Tours, jeudi au soir 7 novembre 1816.

Tours, le 7 novembre 1816.

J Petite maison (Indre-et-Loire) Petite maison
 
’arrive de Luynes et je trouve ici ta lettre de mardi. Je n’ai rien fait à Luynes, à peine ai-je pu arracher aux fermiers 1000F. Je ne poursuis point les marchands de bois parce que Doré a un fils qui va faire, dit-on un mariage fort avantageux, et mes poursuites contre le père empêcheraient, dit-on, ce mariage, qui pourra aider au paiement de ce qu'on me doit.
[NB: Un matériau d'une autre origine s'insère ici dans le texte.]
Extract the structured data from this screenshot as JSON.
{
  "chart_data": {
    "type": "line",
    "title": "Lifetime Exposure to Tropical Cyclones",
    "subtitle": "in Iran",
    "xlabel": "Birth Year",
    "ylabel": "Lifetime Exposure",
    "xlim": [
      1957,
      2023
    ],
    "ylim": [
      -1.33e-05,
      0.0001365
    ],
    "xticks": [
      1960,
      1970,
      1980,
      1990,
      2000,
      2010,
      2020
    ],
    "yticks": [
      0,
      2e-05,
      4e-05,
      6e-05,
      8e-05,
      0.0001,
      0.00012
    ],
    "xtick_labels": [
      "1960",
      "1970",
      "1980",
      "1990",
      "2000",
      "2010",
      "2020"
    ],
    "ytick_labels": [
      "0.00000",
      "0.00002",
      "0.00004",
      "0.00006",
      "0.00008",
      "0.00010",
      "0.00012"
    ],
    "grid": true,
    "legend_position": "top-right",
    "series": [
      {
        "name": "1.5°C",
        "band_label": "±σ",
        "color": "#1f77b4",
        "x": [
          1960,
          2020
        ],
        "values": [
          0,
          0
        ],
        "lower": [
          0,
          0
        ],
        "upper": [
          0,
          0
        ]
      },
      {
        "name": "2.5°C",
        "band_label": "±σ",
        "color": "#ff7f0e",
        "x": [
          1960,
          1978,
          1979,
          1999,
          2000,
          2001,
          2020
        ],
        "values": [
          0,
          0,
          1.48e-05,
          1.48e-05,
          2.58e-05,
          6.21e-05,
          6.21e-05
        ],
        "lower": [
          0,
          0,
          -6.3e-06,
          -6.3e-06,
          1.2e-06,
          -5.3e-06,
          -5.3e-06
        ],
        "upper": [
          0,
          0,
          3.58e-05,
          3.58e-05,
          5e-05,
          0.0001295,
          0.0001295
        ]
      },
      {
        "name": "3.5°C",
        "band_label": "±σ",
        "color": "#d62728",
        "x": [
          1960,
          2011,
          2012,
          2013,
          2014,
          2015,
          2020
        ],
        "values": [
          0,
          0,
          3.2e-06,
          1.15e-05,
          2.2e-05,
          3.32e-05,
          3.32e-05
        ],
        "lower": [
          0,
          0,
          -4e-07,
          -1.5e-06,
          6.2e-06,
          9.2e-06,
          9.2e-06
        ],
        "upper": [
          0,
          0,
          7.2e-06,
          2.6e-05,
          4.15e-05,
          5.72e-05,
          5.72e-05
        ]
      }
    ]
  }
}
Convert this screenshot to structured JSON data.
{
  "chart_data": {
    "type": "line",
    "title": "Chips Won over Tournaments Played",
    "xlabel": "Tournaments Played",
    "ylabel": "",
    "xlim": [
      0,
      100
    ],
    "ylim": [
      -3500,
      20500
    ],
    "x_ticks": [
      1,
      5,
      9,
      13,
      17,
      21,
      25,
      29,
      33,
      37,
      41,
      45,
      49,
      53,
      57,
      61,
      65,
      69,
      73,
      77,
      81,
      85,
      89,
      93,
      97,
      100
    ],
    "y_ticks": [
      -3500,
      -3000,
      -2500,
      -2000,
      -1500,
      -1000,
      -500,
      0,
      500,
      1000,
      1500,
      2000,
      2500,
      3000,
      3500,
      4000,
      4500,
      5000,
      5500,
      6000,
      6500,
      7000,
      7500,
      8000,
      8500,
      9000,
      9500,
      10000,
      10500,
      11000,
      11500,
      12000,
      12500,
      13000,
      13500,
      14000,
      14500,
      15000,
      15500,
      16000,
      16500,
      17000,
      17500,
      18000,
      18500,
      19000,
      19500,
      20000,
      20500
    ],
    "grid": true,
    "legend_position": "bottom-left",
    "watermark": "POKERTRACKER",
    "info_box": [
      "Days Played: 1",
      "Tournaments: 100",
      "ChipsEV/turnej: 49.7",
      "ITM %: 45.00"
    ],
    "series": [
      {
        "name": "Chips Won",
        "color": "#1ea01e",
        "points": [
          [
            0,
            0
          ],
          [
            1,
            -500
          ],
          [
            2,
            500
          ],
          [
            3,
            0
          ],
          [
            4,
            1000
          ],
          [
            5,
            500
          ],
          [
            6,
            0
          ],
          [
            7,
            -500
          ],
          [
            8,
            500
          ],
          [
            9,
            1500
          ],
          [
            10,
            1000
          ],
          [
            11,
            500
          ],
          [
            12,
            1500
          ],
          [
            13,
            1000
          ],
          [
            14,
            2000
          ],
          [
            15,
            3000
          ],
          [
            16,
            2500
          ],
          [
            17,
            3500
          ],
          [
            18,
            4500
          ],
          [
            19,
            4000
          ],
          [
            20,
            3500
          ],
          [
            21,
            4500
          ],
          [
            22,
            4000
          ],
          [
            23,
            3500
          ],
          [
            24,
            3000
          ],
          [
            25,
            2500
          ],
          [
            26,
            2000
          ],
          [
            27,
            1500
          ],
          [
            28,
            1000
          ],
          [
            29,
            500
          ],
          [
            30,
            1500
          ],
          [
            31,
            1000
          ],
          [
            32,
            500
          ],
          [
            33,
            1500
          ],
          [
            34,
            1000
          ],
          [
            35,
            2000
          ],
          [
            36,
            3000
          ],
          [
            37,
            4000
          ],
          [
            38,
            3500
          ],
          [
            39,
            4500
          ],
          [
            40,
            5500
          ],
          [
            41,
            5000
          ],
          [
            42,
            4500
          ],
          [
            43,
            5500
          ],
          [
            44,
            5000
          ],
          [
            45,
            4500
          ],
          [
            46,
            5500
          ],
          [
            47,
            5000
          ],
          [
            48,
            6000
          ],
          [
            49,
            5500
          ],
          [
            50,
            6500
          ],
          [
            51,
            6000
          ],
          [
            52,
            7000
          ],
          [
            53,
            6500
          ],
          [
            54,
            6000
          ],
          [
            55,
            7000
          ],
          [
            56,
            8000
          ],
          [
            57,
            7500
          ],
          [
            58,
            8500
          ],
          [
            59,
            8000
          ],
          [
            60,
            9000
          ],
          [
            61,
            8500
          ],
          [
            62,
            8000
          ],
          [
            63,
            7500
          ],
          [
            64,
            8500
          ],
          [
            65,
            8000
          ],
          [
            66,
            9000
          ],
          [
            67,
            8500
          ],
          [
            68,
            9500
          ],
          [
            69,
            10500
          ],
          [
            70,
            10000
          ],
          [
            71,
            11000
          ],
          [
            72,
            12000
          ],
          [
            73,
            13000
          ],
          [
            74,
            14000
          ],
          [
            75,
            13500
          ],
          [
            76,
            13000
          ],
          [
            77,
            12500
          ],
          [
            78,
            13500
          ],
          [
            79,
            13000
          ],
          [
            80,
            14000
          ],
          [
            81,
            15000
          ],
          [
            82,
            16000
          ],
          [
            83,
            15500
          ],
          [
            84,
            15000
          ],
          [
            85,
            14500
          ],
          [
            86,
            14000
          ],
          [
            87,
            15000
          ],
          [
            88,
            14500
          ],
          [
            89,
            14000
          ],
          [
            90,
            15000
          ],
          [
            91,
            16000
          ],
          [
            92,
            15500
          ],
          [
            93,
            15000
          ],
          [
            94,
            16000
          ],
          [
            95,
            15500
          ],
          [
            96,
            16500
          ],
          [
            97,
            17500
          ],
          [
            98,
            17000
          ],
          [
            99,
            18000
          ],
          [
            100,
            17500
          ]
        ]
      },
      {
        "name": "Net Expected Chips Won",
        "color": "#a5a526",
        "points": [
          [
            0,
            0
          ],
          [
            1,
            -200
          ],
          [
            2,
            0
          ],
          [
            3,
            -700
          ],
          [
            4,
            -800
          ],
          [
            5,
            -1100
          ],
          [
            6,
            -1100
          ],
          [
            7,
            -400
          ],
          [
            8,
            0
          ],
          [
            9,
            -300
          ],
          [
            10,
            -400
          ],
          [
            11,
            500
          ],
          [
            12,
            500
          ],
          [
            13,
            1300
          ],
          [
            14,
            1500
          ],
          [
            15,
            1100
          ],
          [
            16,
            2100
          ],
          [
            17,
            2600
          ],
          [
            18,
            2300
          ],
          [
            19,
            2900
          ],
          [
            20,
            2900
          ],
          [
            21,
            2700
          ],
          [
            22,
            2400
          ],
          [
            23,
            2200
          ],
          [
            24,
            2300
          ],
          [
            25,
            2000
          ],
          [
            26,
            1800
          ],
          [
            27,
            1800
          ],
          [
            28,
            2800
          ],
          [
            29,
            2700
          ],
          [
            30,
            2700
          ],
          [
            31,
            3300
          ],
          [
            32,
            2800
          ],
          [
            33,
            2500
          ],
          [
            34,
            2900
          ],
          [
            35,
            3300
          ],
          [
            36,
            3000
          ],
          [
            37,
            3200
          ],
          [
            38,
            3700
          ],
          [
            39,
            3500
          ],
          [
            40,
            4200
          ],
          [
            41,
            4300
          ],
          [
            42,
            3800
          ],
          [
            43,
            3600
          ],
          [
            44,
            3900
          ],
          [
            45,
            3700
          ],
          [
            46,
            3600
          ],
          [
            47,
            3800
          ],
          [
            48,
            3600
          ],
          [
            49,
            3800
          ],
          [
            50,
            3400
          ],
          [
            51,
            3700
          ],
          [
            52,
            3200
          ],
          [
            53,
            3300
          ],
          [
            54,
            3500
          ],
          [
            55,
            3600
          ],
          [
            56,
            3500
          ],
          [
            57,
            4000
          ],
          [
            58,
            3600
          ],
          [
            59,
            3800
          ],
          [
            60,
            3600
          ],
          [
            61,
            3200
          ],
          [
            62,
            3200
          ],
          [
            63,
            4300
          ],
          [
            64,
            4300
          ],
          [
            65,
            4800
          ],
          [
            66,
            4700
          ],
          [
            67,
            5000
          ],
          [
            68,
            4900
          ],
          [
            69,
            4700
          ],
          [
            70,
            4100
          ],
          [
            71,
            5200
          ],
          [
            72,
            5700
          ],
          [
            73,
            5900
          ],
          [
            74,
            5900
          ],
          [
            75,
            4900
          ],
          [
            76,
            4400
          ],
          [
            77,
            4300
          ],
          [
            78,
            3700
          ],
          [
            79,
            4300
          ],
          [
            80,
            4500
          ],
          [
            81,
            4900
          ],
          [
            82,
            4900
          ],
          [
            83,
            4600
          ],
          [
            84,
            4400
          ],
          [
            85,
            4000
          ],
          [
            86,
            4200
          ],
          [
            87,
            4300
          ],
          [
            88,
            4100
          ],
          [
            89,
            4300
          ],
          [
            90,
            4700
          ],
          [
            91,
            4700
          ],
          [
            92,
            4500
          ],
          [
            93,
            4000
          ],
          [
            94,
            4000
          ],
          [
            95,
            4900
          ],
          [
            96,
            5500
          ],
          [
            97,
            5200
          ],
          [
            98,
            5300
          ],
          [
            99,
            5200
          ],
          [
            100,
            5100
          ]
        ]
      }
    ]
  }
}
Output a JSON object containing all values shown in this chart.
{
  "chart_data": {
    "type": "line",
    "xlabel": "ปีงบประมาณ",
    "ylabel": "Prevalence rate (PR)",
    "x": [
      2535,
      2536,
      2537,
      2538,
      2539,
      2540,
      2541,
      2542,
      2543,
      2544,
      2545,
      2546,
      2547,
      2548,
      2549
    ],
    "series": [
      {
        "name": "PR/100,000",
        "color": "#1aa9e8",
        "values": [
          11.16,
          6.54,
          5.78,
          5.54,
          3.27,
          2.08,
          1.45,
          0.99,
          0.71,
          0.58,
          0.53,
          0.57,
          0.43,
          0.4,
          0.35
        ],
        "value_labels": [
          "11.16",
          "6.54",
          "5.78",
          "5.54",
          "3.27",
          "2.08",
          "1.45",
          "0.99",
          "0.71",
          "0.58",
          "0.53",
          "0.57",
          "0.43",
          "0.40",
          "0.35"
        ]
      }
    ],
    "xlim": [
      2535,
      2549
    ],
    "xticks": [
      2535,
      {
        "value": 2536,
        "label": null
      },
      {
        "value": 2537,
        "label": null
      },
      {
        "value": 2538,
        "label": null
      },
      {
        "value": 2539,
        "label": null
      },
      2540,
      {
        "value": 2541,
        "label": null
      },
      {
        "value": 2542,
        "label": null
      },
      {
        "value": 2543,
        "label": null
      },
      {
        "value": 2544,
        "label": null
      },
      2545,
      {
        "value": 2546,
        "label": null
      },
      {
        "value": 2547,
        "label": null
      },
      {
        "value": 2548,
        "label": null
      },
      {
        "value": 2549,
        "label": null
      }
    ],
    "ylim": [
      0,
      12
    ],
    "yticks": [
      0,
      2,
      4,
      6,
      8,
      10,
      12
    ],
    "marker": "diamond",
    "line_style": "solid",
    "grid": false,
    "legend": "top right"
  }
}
Je n'en crois rien ; mais pour ne pas empêcher ces gens de coucher ensemble, j'attends le lendemain de la noce pour lâcher contre eux les huissiers. J'ai la réputation d'un homme qu'on ne paie que quand on veut. Cela me fait donner au diable.
Je n'ai point vu les Labéraudière : la mère est malade. Ils se sont fort bien conduits dans une infâme affaire qui a eu lieu dernièrement à Luynes. Dans ce village d'environ 1200 habitants, douze personnes ont été arrêtées pour propos séditieux ou conduite suspecte1. C'étaient les ennemis du curé et du maire2. Les uns sont restés en prison six mois, les autres y sont encore. Une jeune fille se meurt des suites de la peur qu'elle a eue en voyant arrêter son père. Or, dans cette affaire, il paraît que M. de Labéraudière s'est employé tant qu'il a pu en faveur de ces pauvres diables. Cela fait qu'on en dit beaucoup de bien dans le pays. Dans le fait, ce sont des gens fort estimables.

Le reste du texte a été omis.